Namun, di sisi lain pemerintah melalui Menteri Pariwisata dan Ekonomi Kreatif (Menparekraf), Sandiaga Uno meminta agar pada bulan April 2021 ini keran pariwisata dibuka. Ia memprediksi tempat tujuan wisata akan diserbu masyarakat karena pemerintah kembali melarang aktivitas mudik tahun ini. (cnnindonesia, 21/4/2021)
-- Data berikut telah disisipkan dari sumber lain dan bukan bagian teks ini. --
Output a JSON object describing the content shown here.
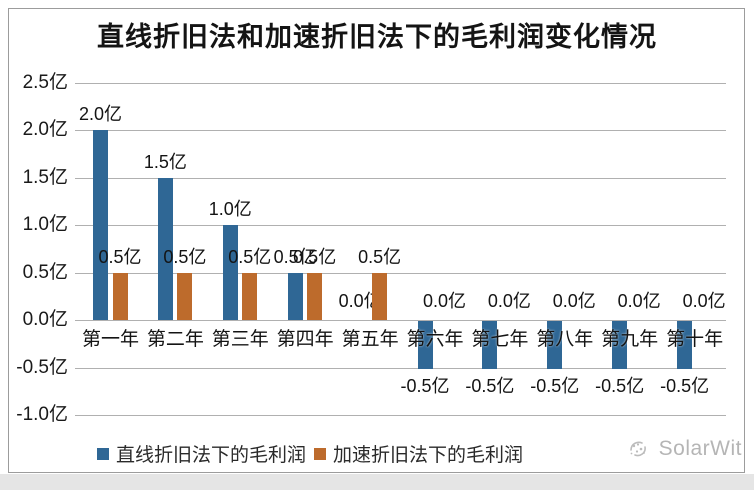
{
  "chart_data": {
    "type": "bar",
    "title": "直线折旧法和加速折旧法下的毛利润变化情况",
    "unit": "亿",
    "categories": [
      "第一年",
      "第二年",
      "第三年",
      "第四年",
      "第五年",
      "第六年",
      "第七年",
      "第八年",
      "第九年",
      "第十年"
    ],
    "series": [
      {
        "name": "直线折旧法下的毛利润",
        "color": "#2f6795",
        "values": [
          2.0,
          1.5,
          1.0,
          0.5,
          0.0,
          -0.5,
          -0.5,
          -0.5,
          -0.5,
          -0.5
        ],
        "labels": [
          "2.0亿",
          "1.5亿",
          "1.0亿",
          "0.5亿",
          "0.0亿",
          "-0.5亿",
          "-0.5亿",
          "-0.5亿",
          "-0.5亿",
          "-0.5亿"
        ]
      },
      {
        "name": "加速折旧法下的毛利润",
        "color": "#bd6b2c",
        "values": [
          0.5,
          0.5,
          0.5,
          0.5,
          0.5,
          0.0,
          0.0,
          0.0,
          0.0,
          0.0
        ],
        "labels": [
          "0.5亿",
          "0.5亿",
          "0.5亿",
          "0.5亿",
          "0.5亿",
          "0.0亿",
          "0.0亿",
          "0.0亿",
          "0.0亿",
          "0.0亿"
        ]
      }
    ],
    "y_axis": {
      "min": -1.0,
      "max": 2.5,
      "ticks": [
        {
          "label": "2.5亿",
          "value": 2.5
        },
        {
          "label": "2.0亿",
          "value": 2.0
        },
        {
          "label": "1.5亿",
          "value": 1.5
        },
        {
          "label": "1.0亿",
          "value": 1.0
        },
        {
          "label": "0.5亿",
          "value": 0.5
        },
        {
          "label": "0.0亿",
          "value": 0.0
        },
        {
          "label": "-0.5亿",
          "value": -0.5
        },
        {
          "label": "-1.0亿",
          "value": -1.0
        }
      ]
    },
    "grid": true,
    "legend_position": "bottom"
  },
  "watermark": {
    "text": "SolarWit",
    "icon": "solarwit-swirl-icon",
    "color": "#b5b5b5"
  },
  "frame": {
    "border_color": "#9c9c9c"
  }
}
Selain itu, Menteri Keuangan, Sri Mulyani, meminta masyarakat untuk tetap berbelanja baju lebaran meski mudik dilarang oleh pemerintah, demi mendongkrak perekonomian yang masih lesu akibat pandemi. Hal tersebut disampaikan Sri Mulyani saat menyampaikan keterangan pers APBN Kita. (wartaekonomi.co.id, 24/4/2021)

Dalam tiga kebijakan di atas terlihat jelas standar ganda, dalam penerapan regulasi untuk upaya memutus mata rantai penyebaran Covid-19. Nyata paradoks penetapan kebijakan ini menghasilkan realitas kerumunan hampir 100.000 orang di pusat perbelanjaan Pasar Tanah Abang pada Minggu (2/5/2021), selain itu mal-mal juga tak kalah sesaknya oleh para pengunjung.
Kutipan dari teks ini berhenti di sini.